Hegerberg has registered an average of 5.47 shots with 3.29 on target while Katoto has averaged 3.11 shots with 1.89 on target. If we look at the percentage conversion rate of both strikers, they sit at 66% and 65% respectively. While the PSG striker has a lower absolute value, the conversion rate remains similar which gives us an indication that both high scoring forwards register a 50%+ conversion rate of shots to shots on target.

Average Dribbles vs Average Shots

Finding data trends to identify high scoring striker's - data analysis statistics
[Data Source: Wyscout]
Lastly, I wanted to look at Average Dribbles against Average shots taken to determine how much involvement both strikers have in counter-attacks and/or smaller spaces to create and get away with goal-scoring chances. The results are striking. Hegerberg has an average of 4.00 dribbles and 5.47 shots across the season, whilst Katoto has the opposite with 5.28 dribbles and 3.11 shots. 

The initial outcome would be that Hegerberg takes more shots than dribbles and the opposite can be said of Katoto. If we look deeper at these results, we can derive the difference in results from the team’s playstyle. Lyon seem to play Hegerberg as a sort of static striker who’s movements and involvement is predicated on possession in the 18-yard box whereas Katoto’s seem to be more active in PSG’s build-up play before it reaches the 18-yard box. This could also help us understand the fewer number of touches in the box because her involvement in the build-up is mostly in the areas outside of the box.

So are they as good as the other top strikers?

Finding data trends to identify high scoring striker's - data analysis statistics

After seeing the results of our tests, it’s important to see how they hold up against other world-class strikers around the world and whether these metrics hold any value to our original idea. The strikers I chose include Bethany England, Pernille Harder, Vivianne Miedema, Sam Kerr, Nicolle Billa, Lara Prašnikar, and Lea Schüller. There is a mix of strikers from the Frauen-Bundesliga and FAWSL.

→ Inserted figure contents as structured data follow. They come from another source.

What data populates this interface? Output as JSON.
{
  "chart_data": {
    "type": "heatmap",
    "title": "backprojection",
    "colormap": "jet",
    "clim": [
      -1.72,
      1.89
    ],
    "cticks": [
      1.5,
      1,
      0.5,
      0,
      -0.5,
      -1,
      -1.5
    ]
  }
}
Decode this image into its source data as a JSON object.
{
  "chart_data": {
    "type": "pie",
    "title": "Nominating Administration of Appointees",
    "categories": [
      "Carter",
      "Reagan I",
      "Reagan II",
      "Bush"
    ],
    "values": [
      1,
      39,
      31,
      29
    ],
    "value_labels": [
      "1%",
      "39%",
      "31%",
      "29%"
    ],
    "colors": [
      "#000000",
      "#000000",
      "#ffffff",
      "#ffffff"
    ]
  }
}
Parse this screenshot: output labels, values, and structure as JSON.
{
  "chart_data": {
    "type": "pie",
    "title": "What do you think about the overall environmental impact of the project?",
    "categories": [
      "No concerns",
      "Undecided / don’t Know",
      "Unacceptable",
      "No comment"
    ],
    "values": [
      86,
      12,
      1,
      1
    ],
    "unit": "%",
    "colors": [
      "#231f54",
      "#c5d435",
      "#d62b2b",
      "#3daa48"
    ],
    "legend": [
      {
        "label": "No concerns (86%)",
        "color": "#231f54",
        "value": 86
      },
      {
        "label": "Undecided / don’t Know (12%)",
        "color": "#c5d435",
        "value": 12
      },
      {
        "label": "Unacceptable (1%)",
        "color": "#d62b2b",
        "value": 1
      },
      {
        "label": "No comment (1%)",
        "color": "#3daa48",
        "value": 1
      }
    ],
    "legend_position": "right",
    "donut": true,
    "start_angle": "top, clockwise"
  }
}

These forwards have been chosen on the basis that they have scored 14 goals or more in their domestic and/or European competitions and played over 1,000 minutes this season. For Kerr, we are using the 2019 NWSL data because of the way the American competition is played. Based on the two radars above we can see how both strikers fare to other top strikers around the world. The minimum and maximum values have been determined by looking at the highest and lowest averages of each metric of the other strikers. 

The most staggering result is Hegerberg’s exceptional metrics when she’s measured against the rest of the strikers. Her metrics from this season alone are far and above the rest in comparison to the average minimum and maximum of the world’s elite strikers. This shows her being a well-rounded centre-forward with the ability to do well in all aspects of her play. Katoto, however, exceeds in some capacity whilst she is on the lower end of the spectrum in others it does show that both her and Hegerberg are both within the ‘industry’ average of elite strikers this season.

Final Remarks

While we haven’t been able to get a complete picture based on data from the past two seasons, the current results do show us that there is a correlation in certain statistics being able to determine the type of centre-forward who will look to score goals. Obviously we need to take the team’s playstyle into consideration but tailoring the data to a team’s specific playstyle could help bridge that gap.

Using Katoto and Hegerberg as an example, it’s clear to see that Katoto is much more involved outside the box whereas the Lyon striker prefers to get involved in the box. This can be catered to the type of players a club would need, but what’s clear is that these metrics can be used to identify an initial list of potential goal scorers using data. The next step would be to use video footage to analyse and further understand if they truly fit into the team’s tactics.